Police are not legally allowed to conduct search and seizure activity in your home or property unless they have probable cause, at which time they need to be able to present you with a valid search warrant for the premises allowing them to do so, or if you give permission for them to search your property, or if they believe an active crime is occurring therein. Search and seizure activities are when police inspect a person’s body, home, car, or business to find information regarding criminal activity. If proof is found, police are allowed to take it, or arrest someone related to that crime. Police are only allowed to intrude on personal property under the previously listed conditions. If an officer infringes on an individual’s Fourth Amendment rights, and the search is illegal, it is considered a form a police brutality and the information found will not be permitted to be used to substantiate a legal case.
The Fourth Amendment of the United States Constitution is used as a guide to police activity with regard to the main areas of police brutality including the most common:
- Excessive Force – utilizing more physical force than necessary to subdue a criminal causing bodily harm or death.
- Sexual Harassment/Misconduct – unwelcome sexual advances, requests or demands for sexual favors, and other verbal or physical conduct of a sexual nature by law enforcement in the course of their job.
- False Arrest and Wrongful Imprisonment – unlawful restraint of a person’s freedom of movement by another acting in perceived accordance with the law.
- Wrongful Search and Seizure Activity – protection from “unreasonable searches and seizures” notwithstanding probable cause enabling a search warrant.
- Racial and Gender Discrimination – bias-based policing is the intentional practice by an individual law enforcement officer who incorporates prejudicial judgments based on race, ethnicity, gender, sexual orientation, economic status, religious beliefs, or age that are inappropriately applied in the performance of his/her duties.
If you feel your rights have been violated through any of these offenses by a police officer in Glendale Arizona, you may make a complaint by completing the following actions:
- Any person who has knowledge of police misconduct may file a complaint.
- The police department should be contacted as soon as you have knowledge or witnessed police misconduct including excessive use of force, unethical conduct or abusive action that is a violation of city, state or federal laws.
- Glendale Police Department takes complaints seriously and will investigate. Make sure facts are given. False claims can result in legal action against the person who filed the complaint including criminal charges.
- File the complaint by calling the supervisor of the officer involved at 623-930-3000, call the hotline of the Professional Standards Unit at 623-930-4747. Fill out the online PDF form and print it and mail it to the department address or send it via email to [email protected].
The supervisor will investigate the complaint. If allegations are serious such as those listed in the common forms of police brutality, the Professional Standards Unit will become involved and collect facts and circumstances of the encounter. This will be done through witness interviews and evidence collection. The supervisor reports the incident and submits the findings through the chain of command and when warranted, disciplinary action including legal activity may be undertaken to remedy the situation in the hopes of continued trust within the community.

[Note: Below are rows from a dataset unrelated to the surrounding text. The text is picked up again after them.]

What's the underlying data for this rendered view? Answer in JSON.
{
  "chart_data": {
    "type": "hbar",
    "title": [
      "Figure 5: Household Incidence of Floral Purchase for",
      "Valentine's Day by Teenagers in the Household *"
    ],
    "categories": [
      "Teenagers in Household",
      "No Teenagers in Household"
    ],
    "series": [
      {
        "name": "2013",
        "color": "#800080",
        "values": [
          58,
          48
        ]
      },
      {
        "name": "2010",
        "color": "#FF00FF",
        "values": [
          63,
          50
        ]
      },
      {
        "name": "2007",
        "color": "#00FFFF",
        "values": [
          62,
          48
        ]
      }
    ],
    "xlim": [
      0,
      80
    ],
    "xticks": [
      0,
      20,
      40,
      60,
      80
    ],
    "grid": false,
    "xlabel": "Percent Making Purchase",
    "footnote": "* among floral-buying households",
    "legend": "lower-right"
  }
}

The actions that will follow will include: the officer will be exonerated because their action was within the scope of their position; the claim was found to be false; there was not enough evidence to support the claim, the claim showed evidence of guilt; and only part of the claim showed evidence of guilt. The person who submitted the initial complaint will be notified of the findings.
There are various federal and state laws that insure remedy to individuals who have suffered the negative effects of police brutality. If you feel you have been a victim of any form of police brutality by an officer in Glendale Arizona, you should seek professional legal help to file a complaint and have them review your case to see if you can file a legal case and sue for damages.